The board that sets education policy for New York questioned Monday why the State Education Department touted gains on standardized test scores this year when most agree the data can’t be compared against previous years.
The department released the results of the state’s 2016 reading and math tests in July, showing that statewide proficiency grew 6.6 percentage points in reading and 1 percentage point in math compared to last year.
Education Commissioner MaryEllen Elia warned against making direct comparisons with results from prior years — a point she would reiterate in weeks to come — since the 2016 tests were shorter than previous years and untimed. But in their first public meeting since the announcement, the Regents expressed concern that comparisons were made at all.
“When we send out a package that says, you know, we’re moving up and charter schools did so much better, this goes to the press and then to the political people who make decisions on our behalf sometimes based upon data that can’t be compared,” said Regent Roger Tilles.
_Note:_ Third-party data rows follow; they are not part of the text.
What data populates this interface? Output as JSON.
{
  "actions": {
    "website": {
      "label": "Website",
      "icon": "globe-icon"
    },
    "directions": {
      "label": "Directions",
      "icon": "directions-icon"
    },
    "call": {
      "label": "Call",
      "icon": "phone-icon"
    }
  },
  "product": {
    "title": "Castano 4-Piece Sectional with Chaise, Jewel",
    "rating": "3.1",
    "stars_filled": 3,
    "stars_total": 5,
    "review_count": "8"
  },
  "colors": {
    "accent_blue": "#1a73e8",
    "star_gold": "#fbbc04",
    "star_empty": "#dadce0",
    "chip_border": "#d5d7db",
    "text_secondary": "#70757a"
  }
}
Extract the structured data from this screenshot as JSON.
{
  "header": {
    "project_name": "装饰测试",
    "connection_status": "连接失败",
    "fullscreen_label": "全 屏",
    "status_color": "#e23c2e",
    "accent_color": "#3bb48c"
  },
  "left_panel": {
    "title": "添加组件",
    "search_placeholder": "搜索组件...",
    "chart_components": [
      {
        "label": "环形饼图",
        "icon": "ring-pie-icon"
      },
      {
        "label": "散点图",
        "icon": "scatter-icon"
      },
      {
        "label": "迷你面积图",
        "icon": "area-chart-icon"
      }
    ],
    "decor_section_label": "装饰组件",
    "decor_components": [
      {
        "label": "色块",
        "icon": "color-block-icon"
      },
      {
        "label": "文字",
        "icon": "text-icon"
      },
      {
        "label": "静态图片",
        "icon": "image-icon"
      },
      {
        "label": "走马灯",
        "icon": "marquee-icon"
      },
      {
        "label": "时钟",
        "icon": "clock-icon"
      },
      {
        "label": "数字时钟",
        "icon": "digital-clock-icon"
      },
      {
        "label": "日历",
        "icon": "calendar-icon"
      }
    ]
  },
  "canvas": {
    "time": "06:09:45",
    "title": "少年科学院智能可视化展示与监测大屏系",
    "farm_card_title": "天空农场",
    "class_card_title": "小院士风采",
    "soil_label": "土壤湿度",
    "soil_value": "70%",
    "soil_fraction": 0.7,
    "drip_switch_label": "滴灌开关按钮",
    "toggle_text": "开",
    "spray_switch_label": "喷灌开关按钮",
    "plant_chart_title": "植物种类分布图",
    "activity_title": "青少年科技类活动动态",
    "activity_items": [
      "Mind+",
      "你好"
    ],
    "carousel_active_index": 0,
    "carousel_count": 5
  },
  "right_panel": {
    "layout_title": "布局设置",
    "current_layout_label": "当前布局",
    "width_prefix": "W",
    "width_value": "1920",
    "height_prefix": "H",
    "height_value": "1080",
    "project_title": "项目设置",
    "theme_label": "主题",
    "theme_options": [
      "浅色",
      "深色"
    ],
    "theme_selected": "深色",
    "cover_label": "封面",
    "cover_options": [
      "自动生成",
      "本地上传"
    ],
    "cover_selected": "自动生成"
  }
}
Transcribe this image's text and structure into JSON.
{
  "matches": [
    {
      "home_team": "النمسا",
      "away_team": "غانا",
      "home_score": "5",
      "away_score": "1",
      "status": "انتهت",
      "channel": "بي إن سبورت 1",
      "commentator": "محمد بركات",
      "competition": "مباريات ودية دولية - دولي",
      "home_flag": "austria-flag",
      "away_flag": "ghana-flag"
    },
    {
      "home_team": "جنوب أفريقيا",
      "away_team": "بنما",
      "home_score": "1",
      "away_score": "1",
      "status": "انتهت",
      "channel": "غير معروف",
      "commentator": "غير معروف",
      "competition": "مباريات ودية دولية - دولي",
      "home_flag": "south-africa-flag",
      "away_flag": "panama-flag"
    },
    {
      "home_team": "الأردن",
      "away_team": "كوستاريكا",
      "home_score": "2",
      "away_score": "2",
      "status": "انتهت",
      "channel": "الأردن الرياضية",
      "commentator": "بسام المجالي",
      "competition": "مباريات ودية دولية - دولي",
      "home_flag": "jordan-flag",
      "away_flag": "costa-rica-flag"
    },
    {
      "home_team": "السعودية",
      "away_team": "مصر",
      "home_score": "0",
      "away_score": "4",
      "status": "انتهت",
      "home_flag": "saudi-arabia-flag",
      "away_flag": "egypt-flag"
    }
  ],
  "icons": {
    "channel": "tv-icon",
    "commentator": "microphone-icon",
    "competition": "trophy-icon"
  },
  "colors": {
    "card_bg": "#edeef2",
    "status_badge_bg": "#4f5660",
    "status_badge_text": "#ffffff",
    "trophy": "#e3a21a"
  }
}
The Board of Regents actually did a LOT more than just question standardized test data comparisons at their September 2016 monthly meeting according to this article.
They questioned whether charter school test data is valid because charter schools do not have to follow the same rules as public schools so students might be receiving help with the tests. They also compared the tests to ‘child abuse’ for students new to the English language and Regent Tilles said “But I really don’t like giving those tests, even if we’re asked to do so. I would choose to opt out of them.”